NUORO – Sedici gruppi delle maschere tradizionali, domenica pomeriggio nel centro storico di Nuoro. Riunite per “Su Carrasecare Nugoresu”, organizzato dal comune, con il contributo della Regione. La manifestazione a partire dalle 15, con la vestizione delle maschere in viale Sardegna. Un’ora più tardi la partenza della sfilata da piazza Sardegna (area Quadrivio).
LE MASCHERE TRADIZIONALI E IL PROGRAMMA – I gruppi attraverseranno via La Marmora e il Corso Garibaldi, prima di chiudere nella piazza dei Giardini. Dopo la sfilata, dalle 18 la festa sempre ai Giardini. Previsto lo spettacolo “Alle 3 c’erano Bim, Bum, Bam”, e le musiche degli organettisti Carlo Boeddu, Carlo Crisponi e Fabrizio Bandinu. Dall’universo delle maschere, tra i gruppi di più antico conio nella sfilata di Nuoro i “Mamuthones” di Mamoiada (grippo “Atzeni”) e i “Merdules” di Ottana (gruppo “Merdules betzos”). Dalla Barbagia attesi “Urthos e Buttudos” di Fonni, nella sfilata insieme ai compaesani del gruppo “Mascheras Limpias”, i “Tumbarinos”, di Gavoi, “Sa Maschera a gattu”, di Sarule, e “Su Bundhu” di Orani. Completeranno le presenze barbaricine i “Turcos”, di Ollolai. Dalla Barbagia-Mandrolisai attesi “Su Sennoreddu e sos de s’Iscusorzu”, di Teti, e “Is Arestes e s’Urtzu pretistu”, di Sorgono. Due sodalizi anche dalla Baronia: “Sos Tintinnatos”, di Siniscola, e il gruppo “Mascaras nettas e Mascheras bruttas”, di Lodè. Bosa, città che si caratterizza per l’antica tradizione carnascialesca, porterà alla sfilata di domenica a Nuoro “S’Attitidu ‘Osincu”. Sarà una delle quattro presenze dal territorio della provincia di Oristano, insieme ai “Mamutzones”, di Samugheo, “S’Ainu orriadore”, di Scano Montiferro, e “S’Urtzu e sos Bardianos”, provenienti da Ula Tirso.

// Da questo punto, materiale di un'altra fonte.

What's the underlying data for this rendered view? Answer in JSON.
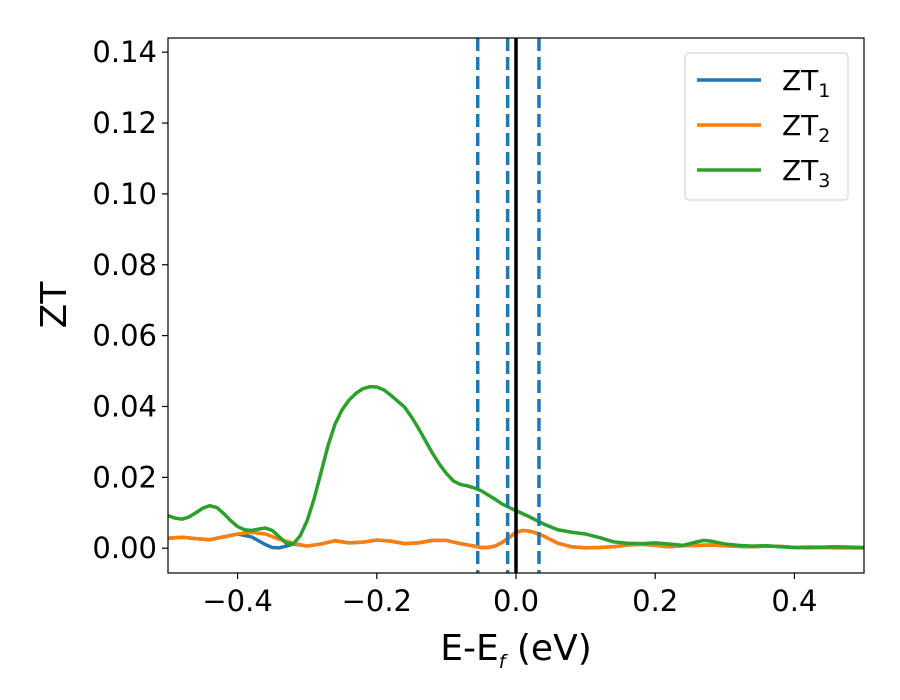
{
  "chart_data": {
    "type": "line",
    "xlabel": "E-E",
    "xlabel_sub": "f",
    "xlabel_unit": " (eV)",
    "ylabel": "ZT",
    "xlim": [
      -0.5,
      0.5
    ],
    "ylim": [
      -0.007,
      0.144
    ],
    "xticks": [
      -0.4,
      -0.2,
      0.0,
      0.2,
      0.4
    ],
    "xtick_labels": [
      "−0.4",
      "−0.2",
      "0.0",
      "0.2",
      "0.4"
    ],
    "yticks": [
      0.0,
      0.02,
      0.04,
      0.06,
      0.08,
      0.1,
      0.12,
      0.14
    ],
    "ytick_labels": [
      "0.00",
      "0.02",
      "0.04",
      "0.06",
      "0.08",
      "0.10",
      "0.12",
      "0.14"
    ],
    "grid": false,
    "legend": "top-right",
    "vertical_lines": [
      {
        "x": 0.0,
        "style": "solid",
        "color": "#000000"
      },
      {
        "x": -0.055,
        "style": "dashed",
        "color": "#1f77b4"
      },
      {
        "x": -0.012,
        "style": "dashed",
        "color": "#1f77b4"
      },
      {
        "x": 0.033,
        "style": "dashed",
        "color": "#1f77b4"
      }
    ],
    "series": [
      {
        "name": "ZT",
        "sub": "1",
        "color": "#1f77b4",
        "x": [
          -0.5,
          -0.48,
          -0.46,
          -0.44,
          -0.42,
          -0.4,
          -0.38,
          -0.36,
          -0.35,
          -0.34,
          -0.33,
          -0.32,
          -0.3,
          -0.28,
          -0.26,
          -0.24,
          -0.22,
          -0.2,
          -0.18,
          -0.16,
          -0.14,
          -0.12,
          -0.1,
          -0.08,
          -0.06,
          -0.05,
          -0.04,
          -0.03,
          -0.02,
          -0.01,
          0.0,
          0.01,
          0.02,
          0.03,
          0.04,
          0.06,
          0.08,
          0.1,
          0.12,
          0.14,
          0.16,
          0.18,
          0.2,
          0.22,
          0.24,
          0.26,
          0.28,
          0.3,
          0.32,
          0.34,
          0.36,
          0.38,
          0.4,
          0.42,
          0.44,
          0.46,
          0.48,
          0.5
        ],
        "y": [
          0.0028,
          0.0031,
          0.0027,
          0.0024,
          0.0032,
          0.004,
          0.0032,
          0.001,
          0.0002,
          0.0001,
          0.0006,
          0.0012,
          0.0006,
          0.0012,
          0.0021,
          0.0015,
          0.0017,
          0.0023,
          0.002,
          0.0013,
          0.0015,
          0.0022,
          0.0022,
          0.0013,
          0.0006,
          0.0002,
          0.0002,
          0.0006,
          0.0016,
          0.003,
          0.0045,
          0.005,
          0.0048,
          0.0042,
          0.0034,
          0.0014,
          0.0004,
          0.0001,
          0.0002,
          0.0004,
          0.0009,
          0.0011,
          0.0008,
          0.0004,
          0.0007,
          0.0008,
          0.0009,
          0.0007,
          0.0005,
          0.0004,
          0.0006,
          0.0005,
          0.0002,
          0.0001,
          0.0002,
          0.0001,
          0.0001,
          0.0001
        ]
      },
      {
        "name": "ZT",
        "sub": "2",
        "color": "#ff7f0e",
        "x": [
          -0.5,
          -0.48,
          -0.46,
          -0.44,
          -0.42,
          -0.4,
          -0.38,
          -0.36,
          -0.34,
          -0.32,
          -0.3,
          -0.28,
          -0.26,
          -0.24,
          -0.22,
          -0.2,
          -0.18,
          -0.16,
          -0.14,
          -0.12,
          -0.1,
          -0.08,
          -0.06,
          -0.05,
          -0.04,
          -0.03,
          -0.02,
          -0.01,
          0.0,
          0.01,
          0.02,
          0.03,
          0.04,
          0.06,
          0.08,
          0.1,
          0.12,
          0.14,
          0.16,
          0.18,
          0.2,
          0.22,
          0.24,
          0.26,
          0.28,
          0.3,
          0.32,
          0.34,
          0.36,
          0.38,
          0.4,
          0.42,
          0.44,
          0.46,
          0.48,
          0.5
        ],
        "y": [
          0.0028,
          0.0031,
          0.0027,
          0.0024,
          0.0032,
          0.004,
          0.0045,
          0.004,
          0.0025,
          0.0014,
          0.0006,
          0.0012,
          0.0021,
          0.0015,
          0.0017,
          0.0023,
          0.002,
          0.0013,
          0.0015,
          0.0022,
          0.0022,
          0.0013,
          0.0006,
          0.0002,
          0.0002,
          0.0006,
          0.0016,
          0.003,
          0.0045,
          0.005,
          0.0048,
          0.0042,
          0.0034,
          0.0014,
          0.0004,
          0.0001,
          0.0002,
          0.0004,
          0.0009,
          0.0011,
          0.0008,
          0.0004,
          0.0007,
          0.0008,
          0.0009,
          0.0007,
          0.0005,
          0.0004,
          0.0006,
          0.0005,
          0.0002,
          0.0001,
          0.0002,
          0.0001,
          0.0001,
          0.0001
        ]
      },
      {
        "name": "ZT",
        "sub": "3",
        "color": "#2ca02c",
        "x": [
          -0.5,
          -0.49,
          -0.48,
          -0.47,
          -0.46,
          -0.45,
          -0.44,
          -0.43,
          -0.42,
          -0.41,
          -0.4,
          -0.39,
          -0.38,
          -0.37,
          -0.36,
          -0.35,
          -0.34,
          -0.33,
          -0.32,
          -0.31,
          -0.3,
          -0.29,
          -0.28,
          -0.27,
          -0.26,
          -0.25,
          -0.24,
          -0.23,
          -0.22,
          -0.21,
          -0.2,
          -0.19,
          -0.18,
          -0.17,
          -0.16,
          -0.15,
          -0.14,
          -0.13,
          -0.12,
          -0.11,
          -0.1,
          -0.09,
          -0.08,
          -0.07,
          -0.06,
          -0.05,
          -0.04,
          -0.03,
          -0.02,
          -0.01,
          0.0,
          0.02,
          0.04,
          0.06,
          0.08,
          0.1,
          0.12,
          0.14,
          0.16,
          0.18,
          0.2,
          0.22,
          0.24,
          0.26,
          0.27,
          0.28,
          0.3,
          0.32,
          0.34,
          0.36,
          0.38,
          0.4,
          0.42,
          0.44,
          0.46,
          0.48,
          0.5
        ],
        "y": [
          0.0092,
          0.0085,
          0.0082,
          0.0088,
          0.01,
          0.0113,
          0.012,
          0.0115,
          0.0098,
          0.0078,
          0.0061,
          0.0052,
          0.005,
          0.0054,
          0.0057,
          0.005,
          0.0032,
          0.0014,
          0.0012,
          0.0035,
          0.0078,
          0.014,
          0.0215,
          0.029,
          0.035,
          0.039,
          0.0418,
          0.0437,
          0.045,
          0.0456,
          0.0455,
          0.0447,
          0.0432,
          0.0415,
          0.0398,
          0.037,
          0.0338,
          0.0303,
          0.0268,
          0.0237,
          0.0211,
          0.019,
          0.018,
          0.0176,
          0.017,
          0.0162,
          0.015,
          0.0138,
          0.0125,
          0.0115,
          0.0106,
          0.0088,
          0.0068,
          0.0052,
          0.0045,
          0.004,
          0.003,
          0.0018,
          0.0014,
          0.0013,
          0.0015,
          0.0012,
          0.0008,
          0.0018,
          0.0022,
          0.002,
          0.0012,
          0.0008,
          0.0006,
          0.0007,
          0.0004,
          0.0002,
          0.0003,
          0.0003,
          0.0004,
          0.0003,
          0.0002
        ]
      }
    ]
  }
}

Natascia Demurtas e Emiliano Fenu
LA CONFERENZA STAMPA – La manifestazione è stata presentata questa mattina in municipio, dal sindaco Emiliano Fenu, e dall’assessora della Cultura, Natascia Demurtas. Il primo ha rimarcato il lavoro importante fatto dall’assessorato per l’organizzazione dell’evento. Per poi aggiungere: «Le maschere tradizionali suscitano sempre belle emozioni. Anche questa volta – ha concluso Fenu – sarà uno spettacolo avvincente». L’assessora Demurtas, dal suo canto, ha evidenziato «il connubio tra il filo della tradizione e l’onda del divertimento. Costituito, quest’ultimo, dalle esibizioni ai Giardini, che faranno seguito alla sfilata. Ancora con la presenza delle maschere, e i balli sardi». I due amministratori civici hanno evidenziato l’importanza del contributo della Regione, di 27mila euro, a cui il comune ne ha aggiunti altrettanti, dal proprio bilancio.